On February 27, 1974, a Soviet Antonov An-24LR "Toros" (CCCP-47195) ice reconnaissance aircraft landed at Gambell Airport, Alaska. The plane, carrying three crew members and twelve scientists, was en route to Anadyr, USSR. Due to strong winds, the pilot decided to divert to Provideniya, USSR, which was fogged in. The aircraft was low on fuel, so the crew chose to divert to Gambell, United States, located 62 mi southeast of Provideniya, USSR, across the Bering Sea. The plane made a straight-in approach, and one of the engines quit shortly before landing due to fuel starvation.

Word quickly spread around the community that a Soviet plane had landed, and this prompted villagers to come out to the airfield. There was a friendly meeting between Russians and locals, and souvenirs were exchanged. Some locals banded together to bring space heaters and food for the Russian visitors.

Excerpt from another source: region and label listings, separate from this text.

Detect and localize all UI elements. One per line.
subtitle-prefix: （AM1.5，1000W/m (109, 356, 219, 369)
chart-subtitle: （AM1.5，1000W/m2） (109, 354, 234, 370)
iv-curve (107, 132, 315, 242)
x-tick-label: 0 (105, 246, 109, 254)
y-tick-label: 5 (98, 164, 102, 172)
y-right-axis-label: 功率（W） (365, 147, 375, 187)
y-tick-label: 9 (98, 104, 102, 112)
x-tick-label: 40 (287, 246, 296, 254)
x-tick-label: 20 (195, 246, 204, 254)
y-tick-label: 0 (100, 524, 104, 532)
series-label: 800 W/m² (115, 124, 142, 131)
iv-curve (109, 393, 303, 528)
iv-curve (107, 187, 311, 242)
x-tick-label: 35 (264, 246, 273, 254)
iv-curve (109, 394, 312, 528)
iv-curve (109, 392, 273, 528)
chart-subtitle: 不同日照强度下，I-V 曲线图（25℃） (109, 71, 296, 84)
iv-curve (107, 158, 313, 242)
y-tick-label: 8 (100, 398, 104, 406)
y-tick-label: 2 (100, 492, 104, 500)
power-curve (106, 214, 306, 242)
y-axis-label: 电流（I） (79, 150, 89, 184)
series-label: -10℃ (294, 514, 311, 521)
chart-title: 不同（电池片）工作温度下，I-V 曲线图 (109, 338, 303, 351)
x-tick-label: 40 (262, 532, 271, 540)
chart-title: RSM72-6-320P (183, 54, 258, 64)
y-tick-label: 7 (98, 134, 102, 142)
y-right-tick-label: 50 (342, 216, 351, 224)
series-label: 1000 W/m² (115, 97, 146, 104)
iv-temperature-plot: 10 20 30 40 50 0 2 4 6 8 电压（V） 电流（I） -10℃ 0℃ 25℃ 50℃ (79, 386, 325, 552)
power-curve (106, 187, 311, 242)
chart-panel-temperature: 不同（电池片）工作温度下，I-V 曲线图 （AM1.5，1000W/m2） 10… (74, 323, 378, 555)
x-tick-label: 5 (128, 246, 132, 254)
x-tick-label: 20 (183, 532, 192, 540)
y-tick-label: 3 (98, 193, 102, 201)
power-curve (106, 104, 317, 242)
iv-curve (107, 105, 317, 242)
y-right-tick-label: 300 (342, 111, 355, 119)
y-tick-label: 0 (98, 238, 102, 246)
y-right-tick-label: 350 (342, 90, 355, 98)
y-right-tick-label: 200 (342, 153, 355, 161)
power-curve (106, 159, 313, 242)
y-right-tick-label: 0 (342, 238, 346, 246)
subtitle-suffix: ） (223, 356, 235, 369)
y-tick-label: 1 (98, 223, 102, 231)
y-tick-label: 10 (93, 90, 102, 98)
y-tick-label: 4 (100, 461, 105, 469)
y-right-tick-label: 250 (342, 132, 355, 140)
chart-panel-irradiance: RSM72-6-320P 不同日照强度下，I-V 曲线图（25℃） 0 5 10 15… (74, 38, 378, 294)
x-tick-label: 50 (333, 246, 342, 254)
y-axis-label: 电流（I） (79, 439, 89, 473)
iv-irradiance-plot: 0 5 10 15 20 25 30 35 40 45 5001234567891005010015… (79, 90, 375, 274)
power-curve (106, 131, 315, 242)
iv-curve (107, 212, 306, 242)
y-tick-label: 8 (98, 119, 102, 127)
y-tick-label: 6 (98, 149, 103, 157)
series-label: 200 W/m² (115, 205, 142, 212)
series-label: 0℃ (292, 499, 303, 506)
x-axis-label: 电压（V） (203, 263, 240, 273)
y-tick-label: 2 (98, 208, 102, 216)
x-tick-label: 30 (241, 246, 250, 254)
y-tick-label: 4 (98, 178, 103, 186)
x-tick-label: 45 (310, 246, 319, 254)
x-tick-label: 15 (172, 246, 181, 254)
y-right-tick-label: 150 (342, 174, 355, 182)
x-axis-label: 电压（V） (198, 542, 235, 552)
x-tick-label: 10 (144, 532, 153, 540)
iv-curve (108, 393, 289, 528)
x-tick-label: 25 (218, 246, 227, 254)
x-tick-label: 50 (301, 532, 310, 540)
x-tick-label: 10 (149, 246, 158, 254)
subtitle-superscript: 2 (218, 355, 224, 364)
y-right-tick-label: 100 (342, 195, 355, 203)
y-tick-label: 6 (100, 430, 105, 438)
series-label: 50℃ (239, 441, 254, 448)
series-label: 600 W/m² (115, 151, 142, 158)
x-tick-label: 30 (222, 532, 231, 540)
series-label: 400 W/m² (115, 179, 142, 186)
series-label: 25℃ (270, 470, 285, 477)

The incident took place during the height of the Cold War era. An Alaska State Trooper and members of the Alaska National Guard from Nome were dispatched to provide security for the plane. The Soviet Embassy in Washington was aware of the diversion and contacted the U.S. State Department and the Department of Defense and requested fuel for the stranded plane. A U.S. Air Force C-130 plane with fuel bladders took on a load of JP-1 fuel at Anchorage and flew directly to Gambell, where it refueled the plane.

The An-24 was cleared for departure and took off at 7:30 pm on the 28th. It made a pass over the airfield, dipping its wings in a gesture of thanks, and returned to Soviet airspace.